Economic activities almost came to a standstill in the first two months when the country was forced to implement stringent measures, including locking down cities and restricting the movement of people and vehicles, to contain the coronavirus outbreak.
Reassuring, though, is the fact that both the unemployment rate and food prices were on the decline in March. Compared with 6.2 percent in February, the surveyed urban unemployment rate in March was 5.9 percent. And the consumer price index rose by 4.3 percent in March, against 5.2 percent in the previous month.
What is specially encouraging is that economic activities rebounded at a fast pace in March, with a series of indicators, including industrial output, retail and services, improving remarkably.
Considering that economic activities started resuming gradually only after mid-March, it wouldn’t be over-ambitious to expect an even stronger and more sustained recovery in the coming months as the repressed demand is unleashed.

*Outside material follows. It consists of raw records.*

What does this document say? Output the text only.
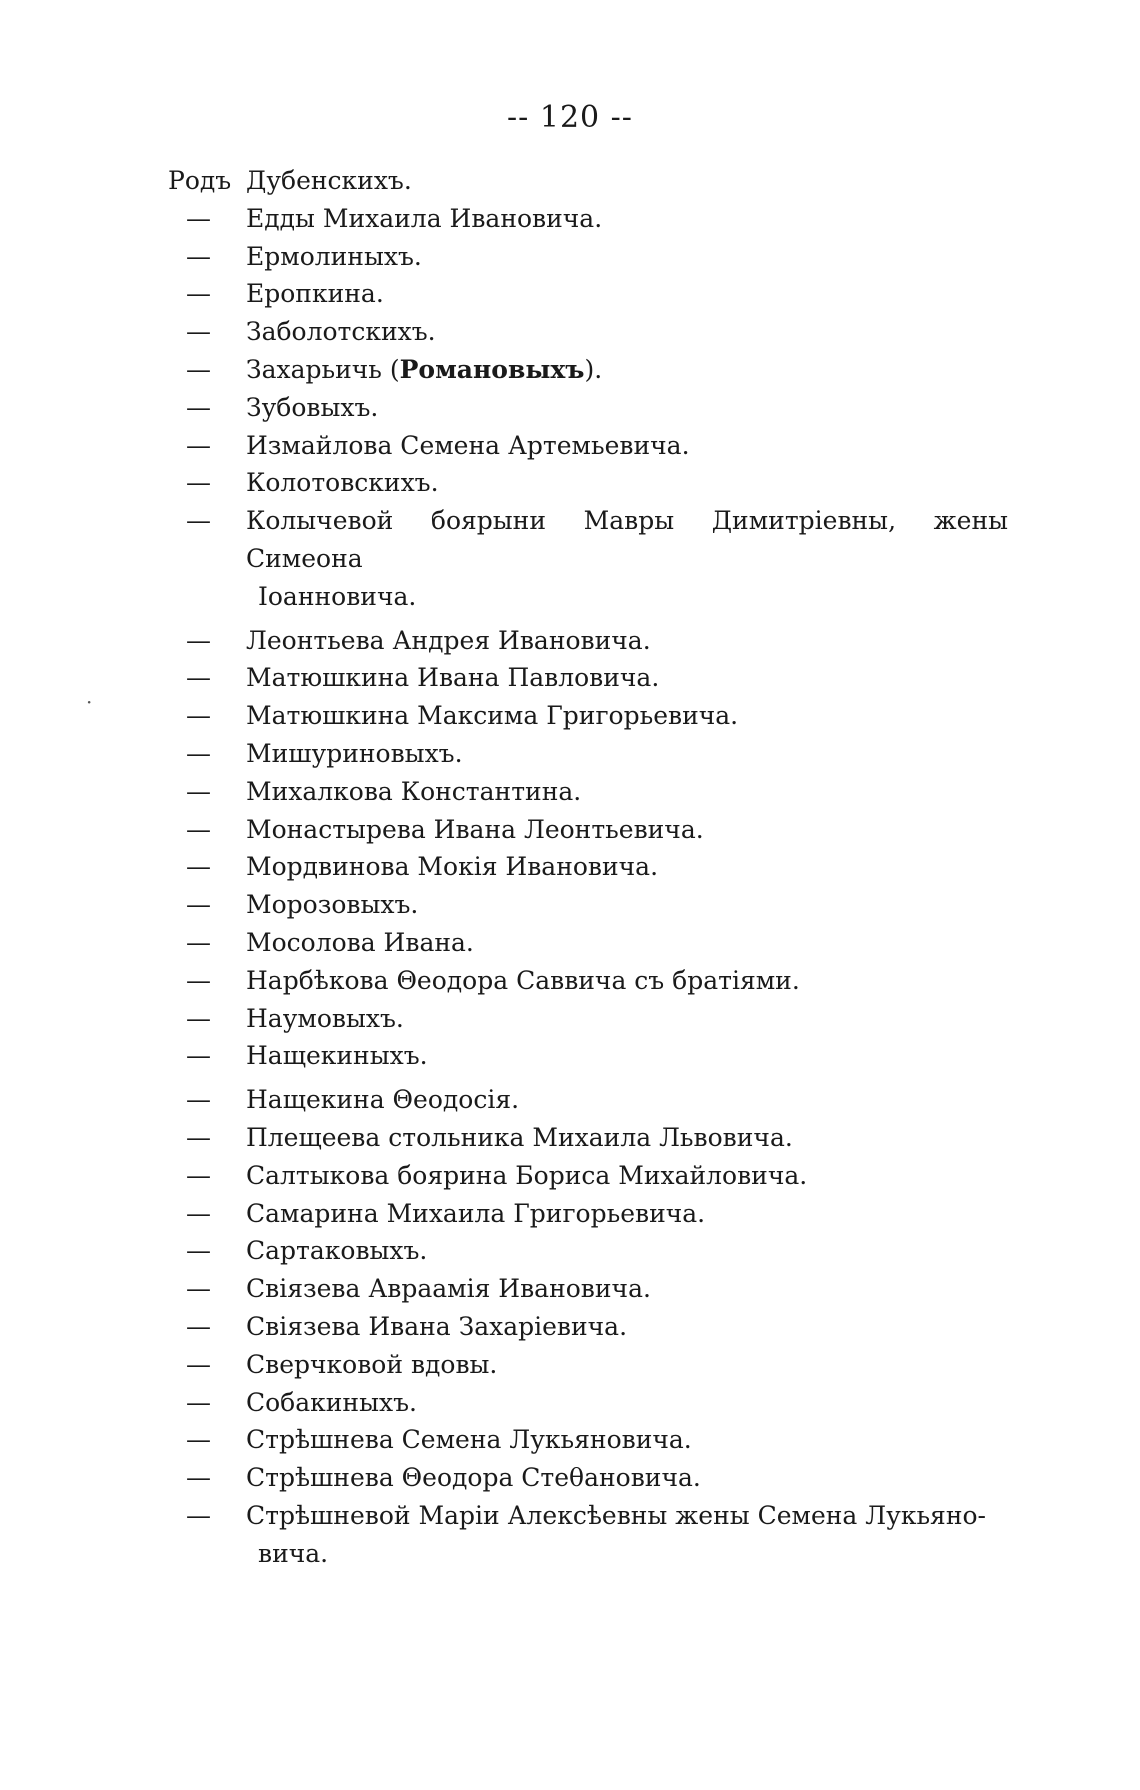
-- 120 --
Родъ Дубенскихъ.
—	Едды Михаила Ивановича.
—	Ермолиныхъ.
—	Еропкина.
—	Заболотскихъ.
—	Захарьичь (Романовыхъ).
—	Зубовыхъ.
—	Измайлова Семена Артемьевича.
—	Колотовскихъ.
—	Колычевой боярыни Мавры Димитріевны, жены Симеона
Іоанновича.
—	Леонтьева Андрея Ивановича.
—	Матюшкина Ивана Павловича.
—	Матюшкина Максима Григорьевича.
—	Мишуриновыхъ.
—	Михалкова Константина.
—	Монастырева Ивана Леонтьевича.
—	Мордвинова Мокія Ивановича.
—	Морозовыхъ.
—	Мосолова Ивана.
—	Нарбѣкова Θеодора Саввича съ братіями.
—	Наумовыхъ.
—	Нащекиныхъ.
—	Нащекина Θеодосія.
—	Плещеева стольника Михаила Львовича.
—	Салтыкова боярина Бориса Михайловича.
—	Самарина Михаила Григорьевича.
—	Сартаковыхъ.
—	Свіязева Авраамія Ивановича.
—	Свіязева Ивана Захаріевича.
—	Сверчковой вдовы.
—	Собакиныхъ.
—	Стрѣшнева Семена Лукьяновича.
—	Стрѣшнева Θеодора Стеθановича.
—	Стрѣшневой Маріи Алексѣевны жены Семена Лукьяно-
вича.
·
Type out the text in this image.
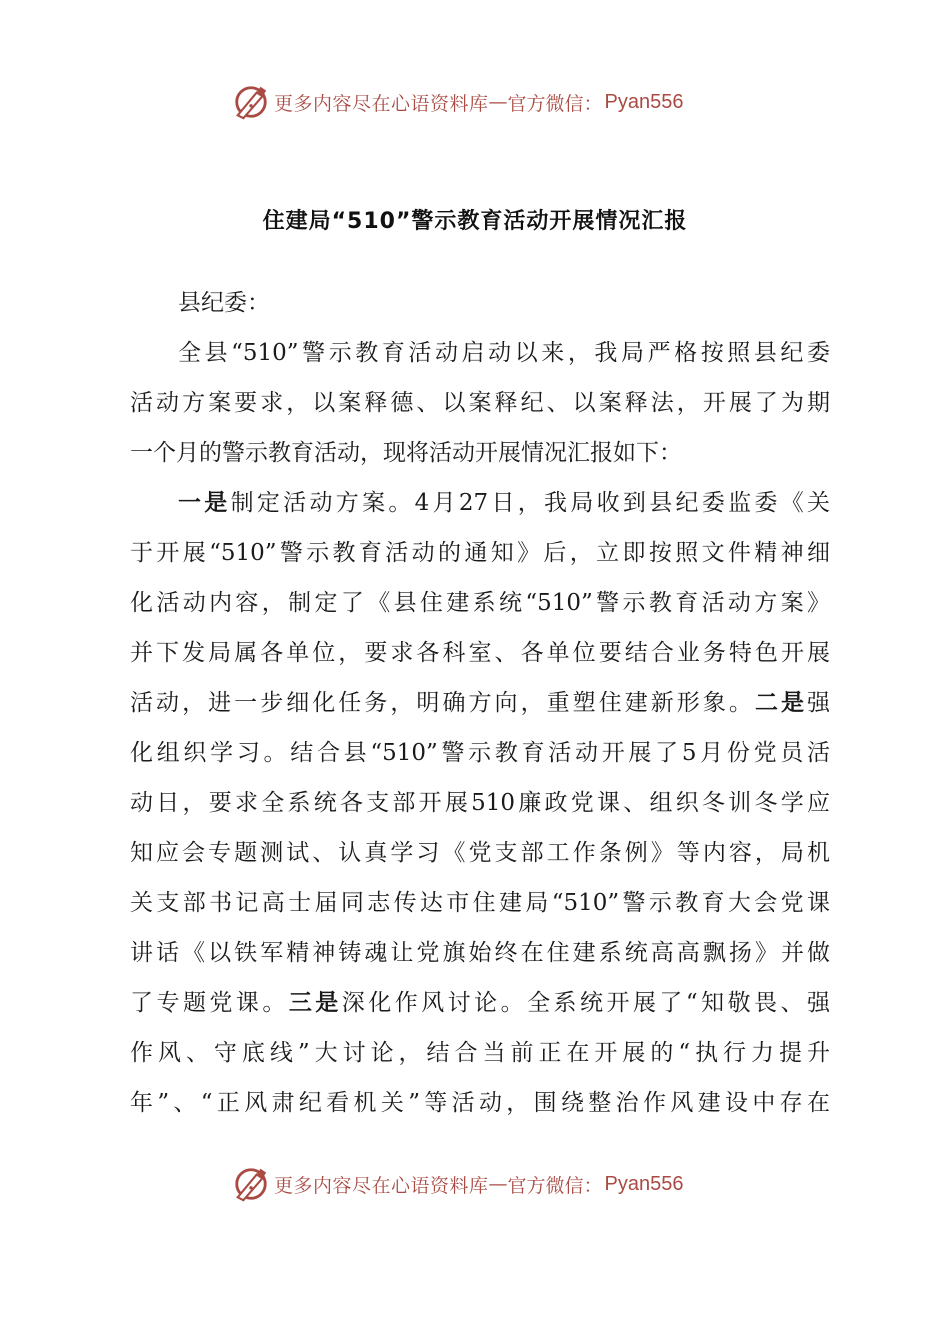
更多内容尽在心语资料库 — 官方微信： Pyan556
住建局“510”警示教育活动开展情况汇报
县纪委：
全县“510”警示教育活动启动以来，我局严格按照县纪委
活动方案要求，以案释德、以案释纪、以案释法，开展了为期
一个月的警示教育活动，现将活动开展情况汇报如下：
一是制定活动方案。4月27日，我局收到县纪委监委《关
于开展“510”警示教育活动的通知》后，立即按照文件精神细
化活动内容，制定了《县住建系统“510”警示教育活动方案》
并下发局属各单位，要求各科室、各单位要结合业务特色开展
活动，进一步细化任务，明确方向，重塑住建新形象。二是强
化组织学习。结合县“510”警示教育活动开展了5月份党员活
动日，要求全系统各支部开展510廉政党课、组织冬训冬学应
知应会专题测试、认真学习《党支部工作条例》等内容，局机
关支部书记高士届同志传达市住建局“510”警示教育大会党课
讲话《以铁军精神铸魂让党旗始终在住建系统高高飘扬》并做
了专题党课。三是深化作风讨论。全系统开展了“知敬畏、强
作风、守底线”大讨论，结合当前正在开展的“执行力提升
年”、“正风肃纪看机关”等活动，围绕整治作风建设中存在
更多内容尽在心语资料库 — 官方微信： Pyan556
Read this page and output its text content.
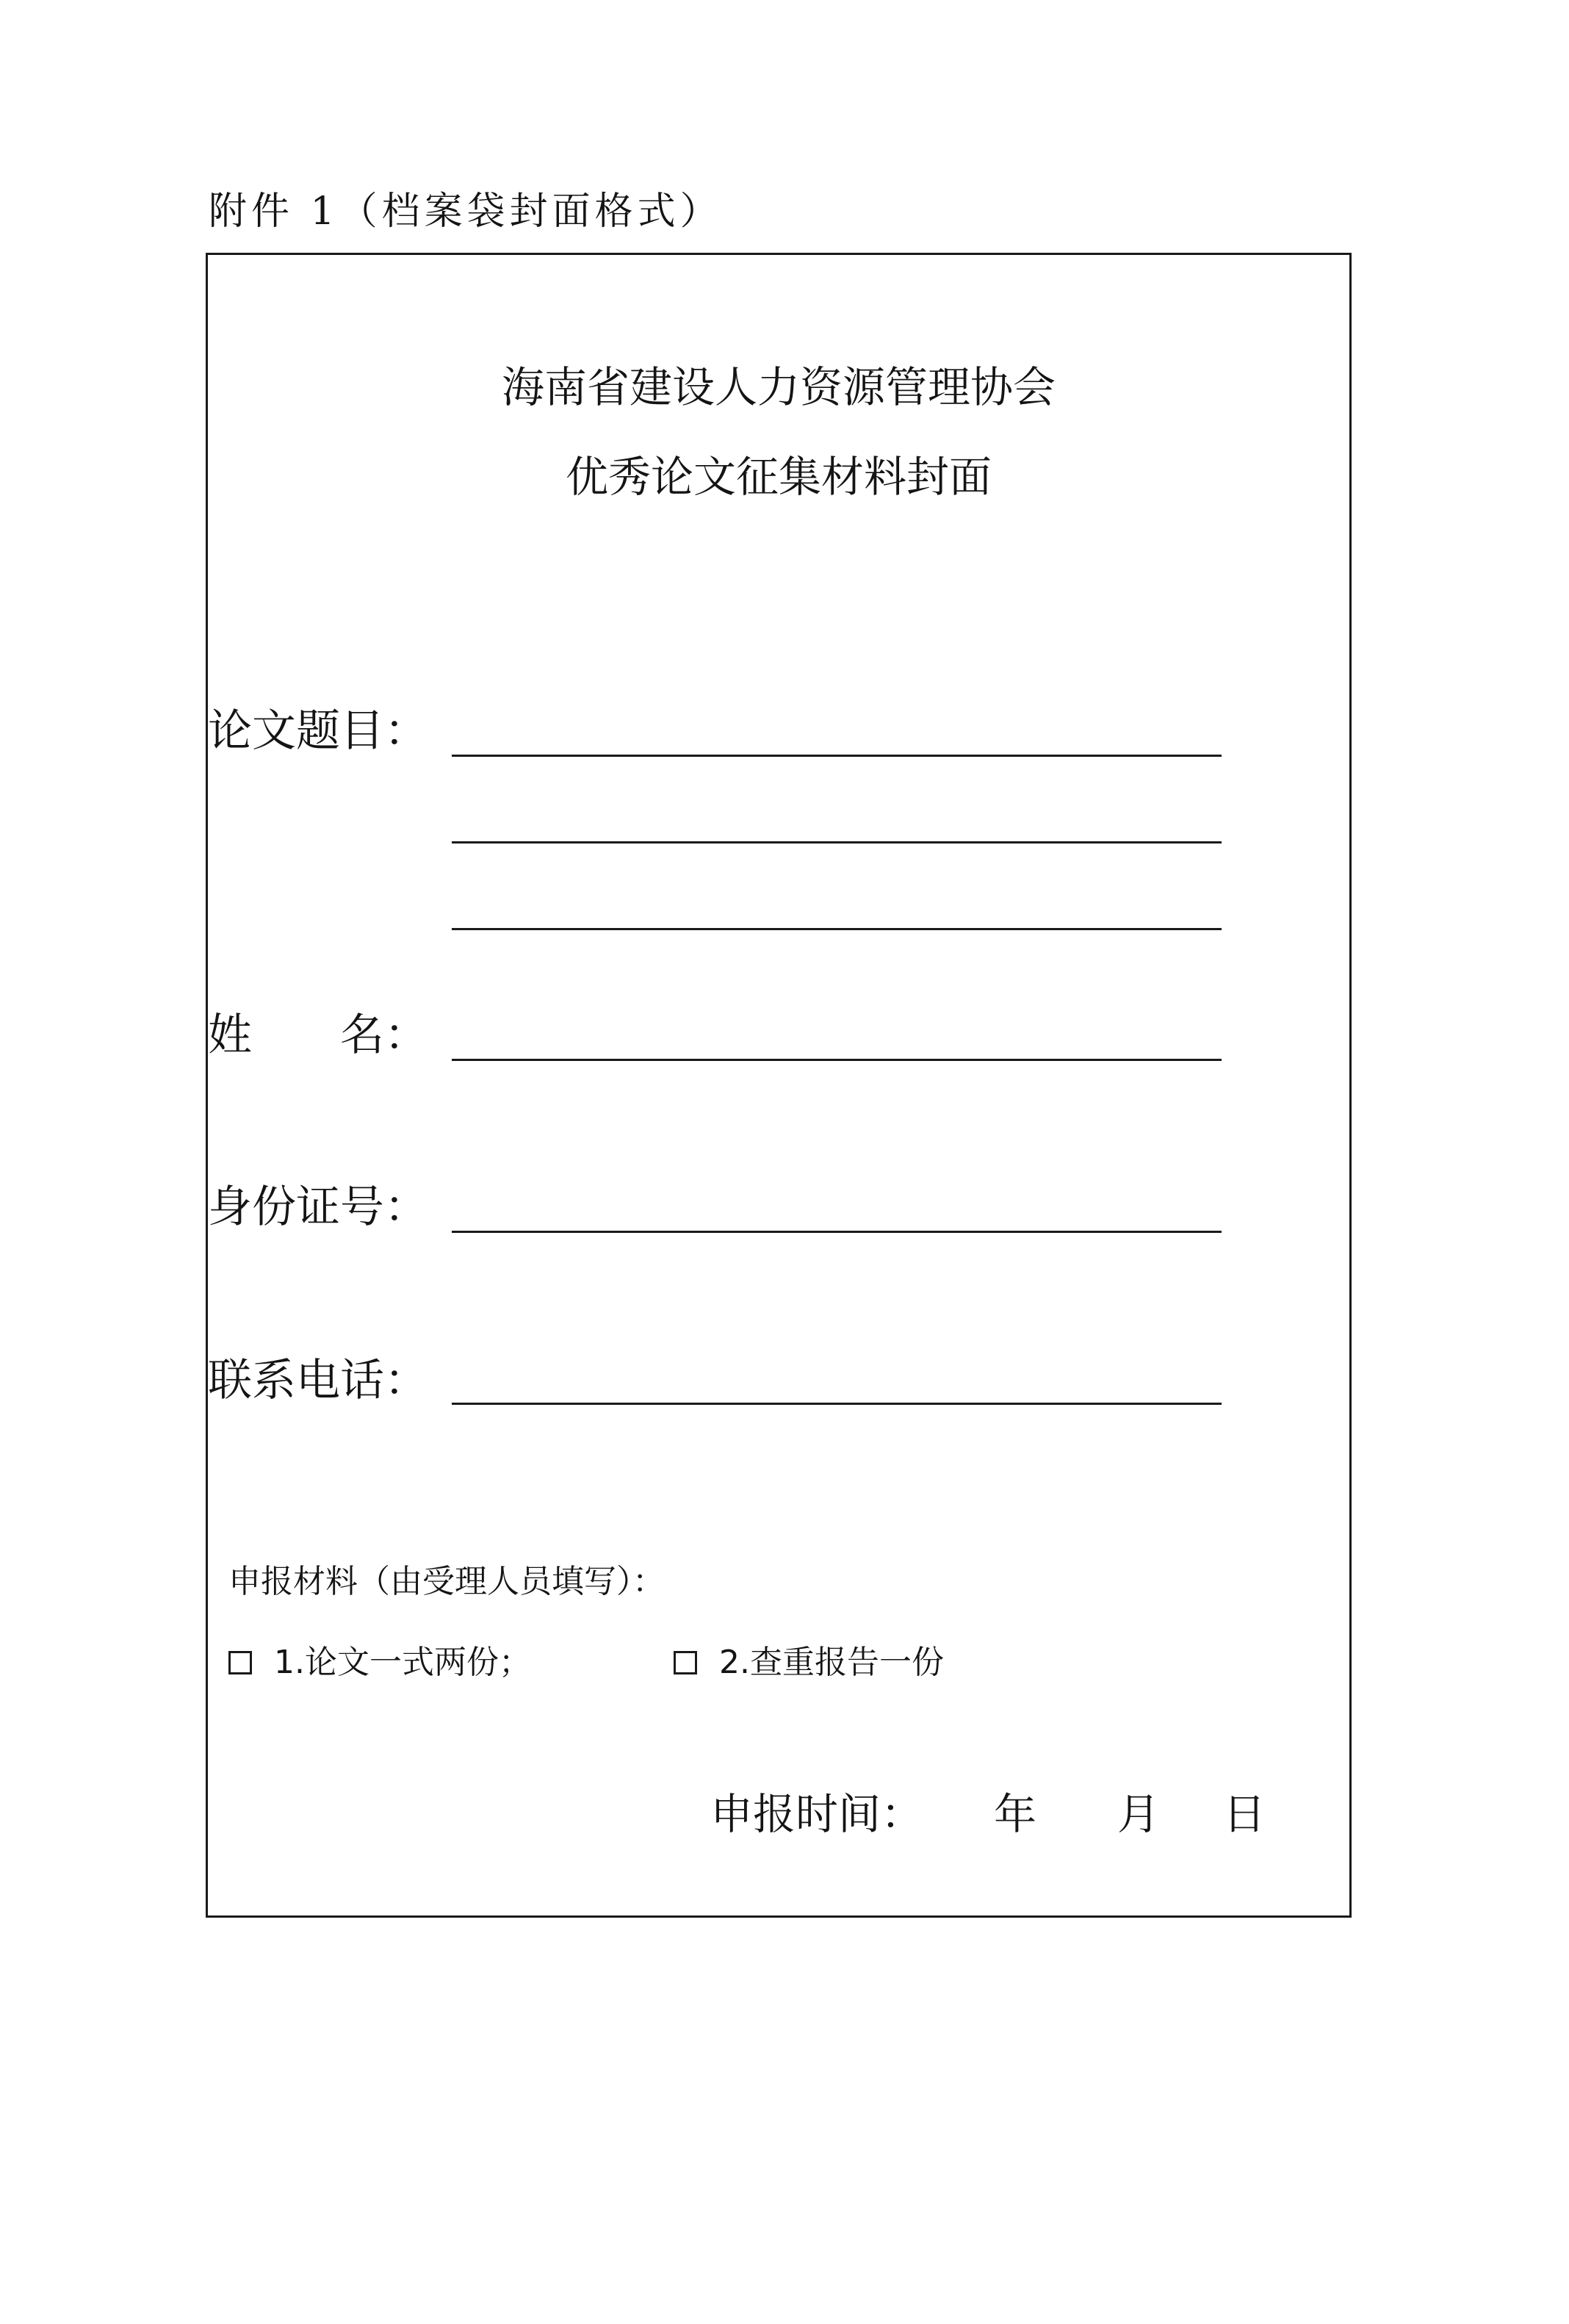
附件 1（档案袋封面格式）
海南省建设人力资源管理协会
优秀论文征集材料封面
论文题目：
姓 名：
身份证号：
联系电话：
申报材料（由受理人员填写）：
1.论文一式两份；	2.查重报告一份
申报时间： 年 月 日
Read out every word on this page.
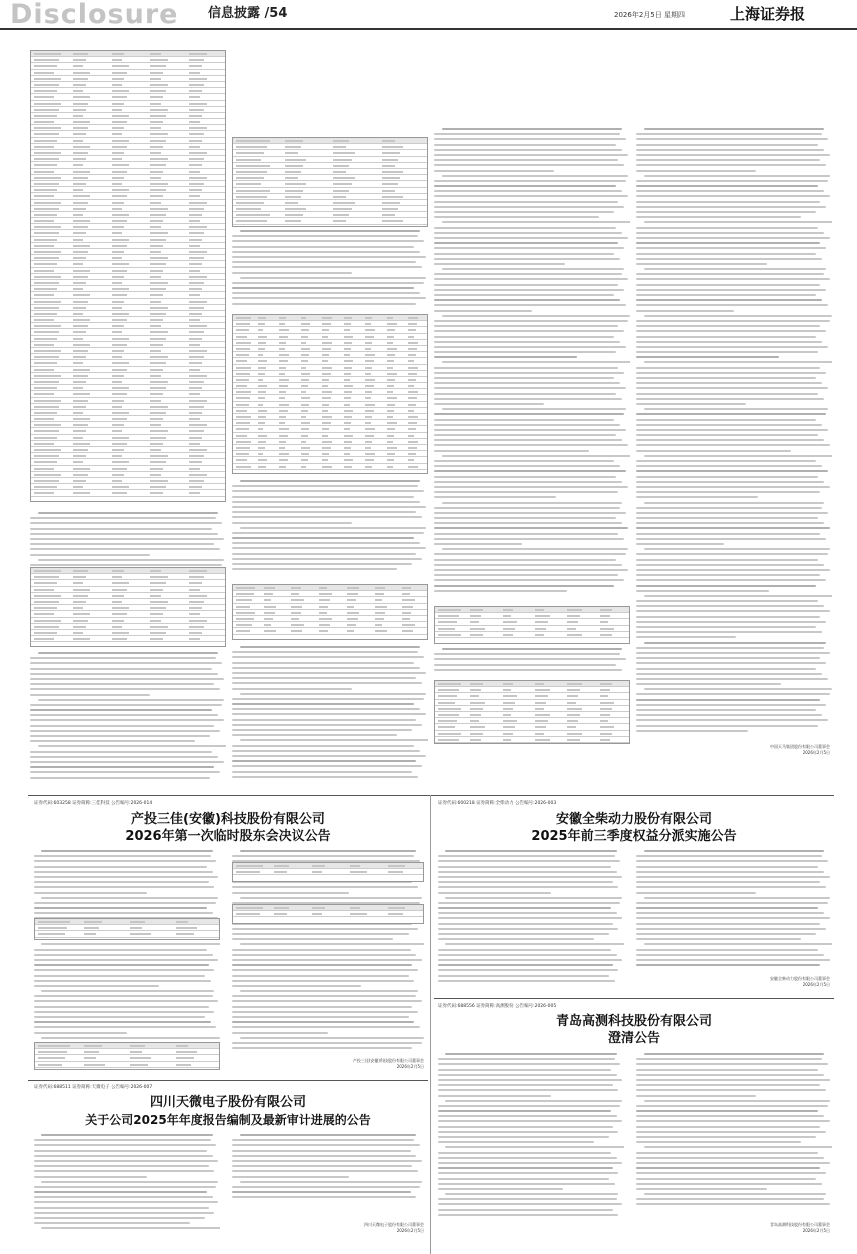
Disclosure 信息披露 /54	2026年2月5日 星期四	上海证券报
中国天马集团股份有限公司董事会
2026年2月5日
证券代码:603258 证券简称:三佳科技 公告编号:2026-014
产投三佳(安徽)科技股份有限公司
2026年第一次临时股东会决议公告
产投三佳(安徽)科技股份有限公司董事会
2026年2月5日
证券代码:600218 证券简称:全柴动力 公告编号:2026-003
安徽全柴动力股份有限公司
2025年前三季度权益分派实施公告
安徽全柴动力股份有限公司董事会
2026年2月5日
证券代码:688556 证券简称:高测股份 公告编号:2026-005
青岛高测科技股份有限公司
澄清公告
青岛高测科技股份有限公司董事会
2026年2月5日
证券代码:688511 证券简称:天微电子 公告编号:2026-007
四川天微电子股份有限公司
关于公司2025年年度报告编制及最新审计进展的公告
四川天微电子股份有限公司董事会
2026年2月5日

The economic contraction in the first quarter, in the final analysis, may prove to be only a one-off shock. Uncertainties remain, though. The spread of the pandemic and rising death tolls in other countries since March have reduced, and will continue to reduce, global demand, and therefore affect China’s exports. But the Chinese economy may well have passed its worst. In the next stage, the authorities, on the back of a series of policy initiatives, could continue rolling out supportive policies, mainly fiscal, to ensure the corporate sector can cope with the difficulties and the job market remains stable.
By opting not to adopt a massive monetary stimulus to boost the economy, China has avoided significantly raising the debt levels, which could be a more sustainable way of regulating the economy.
As Mao Shengyong, spokesman for the National Bureau of Statistics, said, although the outbreak seriously disrupted economic activities in the first quarter, it did not destroy China’s production system and capacity.
And considering the huge size of China’s market, its massive growth potential, high-quality labor force, sound infrastructure, and perpetual opening-up policy, there is reason to believe the economy will emerge stronger from the contraction in the first quarter.